A Europa? Cóż, jak dotąd wyniki państw członkowskich UE były w porównaniu z nimi opłakane.

Dwie szczepionki zostały już zatwierdzone przez EMA, szczepionkę Pfizer BioNTech i inną opracowaną przez firmę Moderna.

Ale miliony ludzi w całej Europie, w tym w Belgii, gdzie produkowana jest szczepionka Pfizera, narzekają na powolne wprowadzanie szczepionki. Wyobraź sobie, jak irytujący musiał być dla Belgów widok paczek ze szczepionką wysyłanych z flamandzkiej fabryki i wysyłanych , przez kanał La Manche, do Wielkiej Brytanii, podczas gdy oni (Belgowie) wciąż czekali, aż jeden Belg zostanie zaszczepiony.
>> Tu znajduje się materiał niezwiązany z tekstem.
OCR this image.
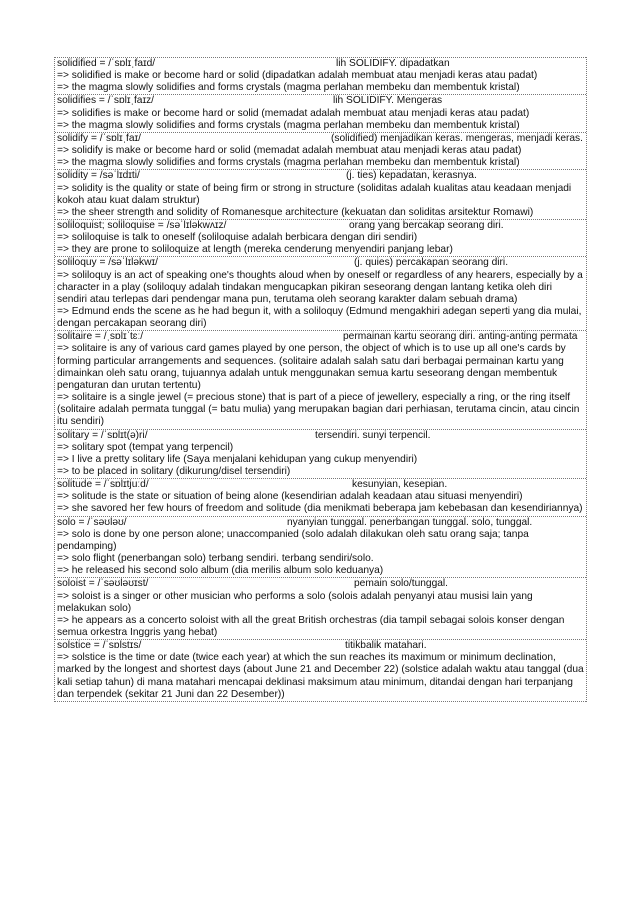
solidified = /ˈsɒlɪˌfaɪd/	lih SOLIDIFY. dipadatkan
=> solidified is make or become hard or solid (dipadatkan adalah membuat atau menjadi keras atau padat)
=> the magma slowly solidifies and forms crystals (magma perlahan membeku dan membentuk kristal)
solidifies = /ˈsɒlɪˌfaɪz/	lih SOLIDIFY. Mengeras
=> solidifies is make or become hard or solid (memadat adalah membuat atau menjadi keras atau padat)
=> the magma slowly solidifies and forms crystals (magma perlahan membeku dan membentuk kristal)
solidify = /ˈsɒlɪˌfaɪ/	(solidified) menjadikan keras. mengeras, menjadi keras.
=> solidify is make or become hard or solid (memadat adalah membuat atau menjadi keras atau padat)
=> the magma slowly solidifies and forms crystals (magma perlahan membeku dan membentuk kristal)
solidity = /səˈlɪdɪti/	(j. ties) kepadatan, kerasnya.
=> solidity is the quality or state of being firm or strong in structure (soliditas adalah kualitas atau keadaan menjadi kokoh atau kuat dalam struktur)
=> the sheer strength and solidity of Romanesque architecture (kekuatan dan soliditas arsitektur Romawi)
soliloquist; soliloquise = /səˈlɪləkwʌɪz/	orang yang bercakap seorang diri.
=> soliloquise is talk to oneself (soliloquise adalah berbicara dengan diri sendiri)
=> they are prone to soliloquize at length (mereka cenderung menyendiri panjang lebar)
soliloquy = /səˈlɪləkwɪ/	(j. quies) percakapan seorang diri.
=> soliloquy is an act of speaking one's thoughts aloud when by oneself or regardless of any hearers, especially by a character in a play (soliloquy adalah tindakan mengucapkan pikiran seseorang dengan lantang ketika oleh diri sendiri atau terlepas dari pendengar mana pun, terutama oleh seorang karakter dalam sebuah drama)
=> Edmund ends the scene as he had begun it, with a soliloquy (Edmund mengakhiri adegan seperti yang dia mulai, dengan percakapan seorang diri)
solitaire = /ˌsɒlɪˈtɛː/	permainan kartu seorang diri. anting-anting permata
=> solitaire is any of various card games played by one person, the object of which is to use up all one's cards by forming particular arrangements and sequences. (solitaire adalah salah satu dari berbagai permainan kartu yang dimainkan oleh satu orang, tujuannya adalah untuk menggunakan semua kartu seseorang dengan membentuk pengaturan dan urutan tertentu)
=> solitaire is a single jewel (= precious stone) that is part of a piece of jewellery, especially a ring, or the ring itself (solitaire adalah permata tunggal (= batu mulia) yang merupakan bagian dari perhiasan, terutama cincin, atau cincin itu sendiri)
solitary = /ˈsɒlɪt(ə)ri/	tersendiri. sunyi terpencil.
=> solitary spot (tempat yang terpencil)
=> I live a pretty solitary life (Saya menjalani kehidupan yang cukup menyendiri)
=> to be placed in solitary (dikurung/disel tersendiri)
solitude = /ˈsɒlɪtjuːd/	kesunyian, kesepian.
=> solitude is the state or situation of being alone (kesendirian adalah keadaan atau situasi menyendiri)
=> she savored her few hours of freedom and solitude (dia menikmati beberapa jam kebebasan dan kesendiriannya)
solo = /ˈsəʊləʊ/	nyanyian tunggal. penerbangan tunggal. solo, tunggal.
=> solo is done by one person alone; unaccompanied (solo adalah dilakukan oleh satu orang saja; tanpa pendamping)
=> solo flight (penerbangan solo) terbang sendiri. terbang sendiri/solo.
=> he released his second solo album (dia merilis album solo keduanya)
soloist = /ˈsəʊləʊɪst/	pemain solo/tunggal.
=> soloist is a singer or other musician who performs a solo (solois adalah penyanyi atau musisi lain yang melakukan solo)
=> he appears as a concerto soloist with all the great British orchestras (dia tampil sebagai solois konser dengan semua orkestra Inggris yang hebat)
solstice = /ˈsɒlstɪs/	titikbalik matahari.
=> solstice is the time or date (twice each year) at which the sun reaches its maximum or minimum declination, marked by the longest and shortest days (about June 21 and December 22) (solstice adalah waktu atau tanggal (dua kali setiap tahun) di mana matahari mencapai deklinasi maksimum atau minimum, ditandai dengan hari terpanjang dan terpendek (sekitar 21 Juni dan 22 Desember))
Komisja Europejska podkreśla, że ​​zrobiła, co mogła, uzgadniając kontrakty z firmami farmaceutycznymi, takimi jak Pfizer, a ostatnio z Moderną (prawdopodobnie wkrótce).

Rzecznik komisji powiedział tej stronie, że „załatwiła interesy” i teraz państwa członkowskie muszą uzgodnić z każdą firmą farmaceutyczną, ile szczepionek chcą i zająć się dystrybucją ich wśród swoich obywateli.

To, zdaniem niektórych, słuszna uwaga.

W końcu zdrowie publiczne należy przede wszystkim do kompetencji krajowych. Ale jasne jest również, że pandemia COVID-19 wystawiła na próbę stosunkowo ograniczone uprawnienia przyznane Unii na mocy Traktatu o funkcjonowaniu UE i ram prawnych z 2013 r. dotyczących transgranicznych zagrożeń zdrowia.

Zwykle trwa „gra w obwinianie”, ale faktem jest, że 450-milionowa populacja Europy desperacko potrzebuje wiedzieć, że te szczepionki będą dla nich szybko dostępne.

W tej chwili UE i jej państwa członkowskie są bardzo zawstydzone przez Wielką Brytanię (a także niektóre inne kraje, takie jak Izrael) i bardzo pilnie muszą wstrzyknąć bardzo potrzebne pilne wysiłki w zakresie wprowadzania szczepionek.

Jeśli to jest to, co może zrobić kraj (Wielka Brytania) po wyjściu z „ograniczeń” Unii Europejskiej, to naprawdę budzi to strach o przyszłość UE.

Udostępnij ten artykuł:

EU Reporter publikuje artykuły z różnych źródeł zewnętrznych, które wyrażają szeroki zakres punktów widzenia. Stanowiska zajęte w tych artykułach niekoniecznie są stanowiskami EU Reporter.